Sunday’s visit to Farmville came by accident. After breakfast with some biker friends at The Roanoker, I struck out alone on Virginia Highway 24, heading East to Appomatttox where — Appomattox County’s main sign proclaims — “where a nation reunited.” The jury is still out on whether or not our nation is united. In some ways, it is more divided than on that day in 1865 when Robert E. Lee surrendered to Uylsses S. Grant at Appomattox Court House, but that is a topic for another day.
After a walk of the the grounds at Appomattox Courthouse Historical Park, I headed back to U.S. 460. Faced with the option of turning right for the 75 mile ride back to Roanoke or left for an 18-mile return to Farmville, I turned left and headed East to Prince Edward County to revisit five years of my youth.
I turned off at U.S. 15 South and looked for our old home. Took a while to find it. What was rolling farmland in the county in the late 50s and early 60s is now part of Farmville, smothered by a Wal-Mart, franchise restaurants, gas stations and convenience marts. The house sits empty in a lot overgrown with weeds and surrounded by the plastic of fast food and franchises. The open fields where we rode horses is a subdivision with tract homes. A short drive up U.S. 15, the large, sprawling Poplar Hill Plantation once owned by my step-father’s brother is now The Manor, a resort development that seems out of place just outside a town where empty storefronts line main street and the county’s history includes a shameful period when the local government, dominated by the Ku Klux Klan, closed the public schools and opened the all-white Prince Edward Academy.
Prince Edward Academy is still around, now called the Fuqua School because Prince Edward County native and prominent Atlanta business J.B. Fuqua rescued it from bankruptcy in 1992. Although the school now accepts minorities and has a minority enrollment of about five percent, it remains, to some, a symbol of racism in Prince Edward County.
Farmville is also home to Longwood University, which began life as the Farmville Female Seminary Assocation in 1839. The Commonwealth of Virginia took it over in 1884 and the school went through a variety of names before becoming Longwood College in 1949 and Longwood University in 2002. Five miles out of town is Hampden-Sydney College, a four-year private liberal arts school.
Along main street, the theater where I went most Saturdays to watch movie serials is emply. The insurance agency once housed there moved out recently. Gone also is the photography studio next door where a portrait photographer introduced me to the art of taking pictures. The Farmville Herald offices still sit on North Street. In 1959, a young editor named Ben Bowers gave me a job taking photos for the the paper. I was 11 and my first published photographs appeared in The Herald.
Farmville thrived in the heyday of big tobacco in Virginia. The town hosted its last tobacco auction in 2005, ending both an era and a way of life in the community. In many ways, big tobacco and the racism that defined Farmville and Prince Edward County fed off each other. The plantation owners in the early 1800s used slaves to work their huge, tobacco-producing operations. Farmville faces a lot of challenges as it tries to rebuild in modern, more-enlightened times.

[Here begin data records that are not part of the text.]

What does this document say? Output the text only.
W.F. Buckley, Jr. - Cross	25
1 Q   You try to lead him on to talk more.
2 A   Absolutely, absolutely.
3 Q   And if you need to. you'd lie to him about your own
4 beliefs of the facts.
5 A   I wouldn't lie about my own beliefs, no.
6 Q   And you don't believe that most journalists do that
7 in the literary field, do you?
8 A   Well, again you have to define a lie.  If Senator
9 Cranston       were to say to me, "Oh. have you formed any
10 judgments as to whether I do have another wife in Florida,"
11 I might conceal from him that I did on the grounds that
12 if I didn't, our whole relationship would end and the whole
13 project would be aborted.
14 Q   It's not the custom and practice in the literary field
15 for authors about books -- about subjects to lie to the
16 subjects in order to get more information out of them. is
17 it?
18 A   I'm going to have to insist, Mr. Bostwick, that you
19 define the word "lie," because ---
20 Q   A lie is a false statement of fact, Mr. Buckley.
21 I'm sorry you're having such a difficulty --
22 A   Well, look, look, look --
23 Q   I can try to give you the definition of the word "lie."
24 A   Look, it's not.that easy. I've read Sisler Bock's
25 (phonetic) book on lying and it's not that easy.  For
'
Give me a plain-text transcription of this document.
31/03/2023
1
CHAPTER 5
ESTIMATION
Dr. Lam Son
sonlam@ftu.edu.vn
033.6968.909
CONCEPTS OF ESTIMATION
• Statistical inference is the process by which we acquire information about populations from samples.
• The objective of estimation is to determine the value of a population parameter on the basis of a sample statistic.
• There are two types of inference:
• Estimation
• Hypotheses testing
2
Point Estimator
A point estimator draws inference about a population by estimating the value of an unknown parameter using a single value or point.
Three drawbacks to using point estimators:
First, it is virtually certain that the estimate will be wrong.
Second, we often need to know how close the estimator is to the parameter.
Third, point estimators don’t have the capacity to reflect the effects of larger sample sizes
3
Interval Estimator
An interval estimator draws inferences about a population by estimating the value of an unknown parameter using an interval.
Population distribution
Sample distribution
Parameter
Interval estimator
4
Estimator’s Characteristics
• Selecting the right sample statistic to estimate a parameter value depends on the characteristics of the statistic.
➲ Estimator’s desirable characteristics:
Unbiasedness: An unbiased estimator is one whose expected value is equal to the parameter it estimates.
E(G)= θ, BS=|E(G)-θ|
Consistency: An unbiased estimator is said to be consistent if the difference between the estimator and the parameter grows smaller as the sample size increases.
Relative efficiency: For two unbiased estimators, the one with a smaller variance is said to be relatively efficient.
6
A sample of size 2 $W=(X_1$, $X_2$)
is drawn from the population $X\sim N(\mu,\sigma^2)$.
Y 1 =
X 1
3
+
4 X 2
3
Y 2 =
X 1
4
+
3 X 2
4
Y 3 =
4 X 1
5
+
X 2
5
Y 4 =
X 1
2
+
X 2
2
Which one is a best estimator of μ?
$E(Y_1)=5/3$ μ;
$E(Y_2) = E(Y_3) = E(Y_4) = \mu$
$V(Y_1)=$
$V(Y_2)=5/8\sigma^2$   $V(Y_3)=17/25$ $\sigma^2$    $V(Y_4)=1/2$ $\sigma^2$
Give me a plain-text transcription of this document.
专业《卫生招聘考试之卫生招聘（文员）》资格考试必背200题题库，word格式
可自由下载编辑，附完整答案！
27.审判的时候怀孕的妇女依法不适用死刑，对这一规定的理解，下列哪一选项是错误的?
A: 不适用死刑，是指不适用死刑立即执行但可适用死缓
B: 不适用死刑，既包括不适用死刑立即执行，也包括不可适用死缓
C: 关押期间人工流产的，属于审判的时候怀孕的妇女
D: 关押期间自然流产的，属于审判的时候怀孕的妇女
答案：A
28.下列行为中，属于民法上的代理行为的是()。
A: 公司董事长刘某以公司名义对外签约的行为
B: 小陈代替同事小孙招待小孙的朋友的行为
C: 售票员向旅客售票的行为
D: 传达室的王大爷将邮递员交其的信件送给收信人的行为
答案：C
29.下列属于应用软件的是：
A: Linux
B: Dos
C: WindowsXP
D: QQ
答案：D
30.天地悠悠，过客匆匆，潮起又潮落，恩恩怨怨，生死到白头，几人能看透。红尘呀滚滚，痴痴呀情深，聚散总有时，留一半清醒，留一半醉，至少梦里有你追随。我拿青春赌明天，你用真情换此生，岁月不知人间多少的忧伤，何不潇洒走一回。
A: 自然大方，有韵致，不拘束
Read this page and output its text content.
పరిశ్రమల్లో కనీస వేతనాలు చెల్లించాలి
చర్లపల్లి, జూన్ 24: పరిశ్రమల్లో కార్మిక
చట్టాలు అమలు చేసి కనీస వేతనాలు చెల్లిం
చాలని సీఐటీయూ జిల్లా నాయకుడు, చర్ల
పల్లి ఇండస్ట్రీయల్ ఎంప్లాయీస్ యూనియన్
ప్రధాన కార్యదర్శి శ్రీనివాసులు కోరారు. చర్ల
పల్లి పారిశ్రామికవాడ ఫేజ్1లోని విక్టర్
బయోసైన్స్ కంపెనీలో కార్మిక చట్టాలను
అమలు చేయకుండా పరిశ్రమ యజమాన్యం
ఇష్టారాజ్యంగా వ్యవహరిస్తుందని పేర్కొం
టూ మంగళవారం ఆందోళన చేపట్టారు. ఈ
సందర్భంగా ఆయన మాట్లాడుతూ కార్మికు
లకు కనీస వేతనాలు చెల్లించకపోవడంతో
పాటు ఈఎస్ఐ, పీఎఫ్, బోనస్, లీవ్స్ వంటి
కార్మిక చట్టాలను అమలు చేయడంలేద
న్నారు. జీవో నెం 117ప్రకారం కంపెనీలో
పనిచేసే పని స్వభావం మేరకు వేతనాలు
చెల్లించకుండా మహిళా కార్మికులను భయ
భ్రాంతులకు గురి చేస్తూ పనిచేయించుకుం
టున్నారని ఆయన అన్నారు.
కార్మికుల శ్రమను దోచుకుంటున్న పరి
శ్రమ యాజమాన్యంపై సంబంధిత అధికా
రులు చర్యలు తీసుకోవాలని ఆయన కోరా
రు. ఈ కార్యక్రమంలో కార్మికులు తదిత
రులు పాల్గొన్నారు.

As I headed out of town to U.S. 460 and the trip home, I realized the Farmville of my youth is long gone, replaced now by the plastic mediocrity of franchises, but part of that Farmville is best gone and lost in the past. My five years in Farmville marked an end of innocense, a realization of the horrors of racism and the reality of hate in America. As I turned West on U.S. 460 for the ride back towards Roanoke and the setting sun, I thought about passages from a book I read many years ago:
I believe that we are lost here in America, but I believe we shall be found. I think the true discovery of our spirit, of our people, of our mighty and immortal land is yet to come. I think the true discovery of our own democracy is still before us.
I think the enemy is here before us, too. I think the enemy is here before us with a thousand faces, but I, we, know that all his faces wear one mask. I think the enemy is single selfishness and compulsive greed. I think the enemy is blind, but has the brutal power of his blind grab.
That book? Thomas Wolfe’s You Can’t Home Again.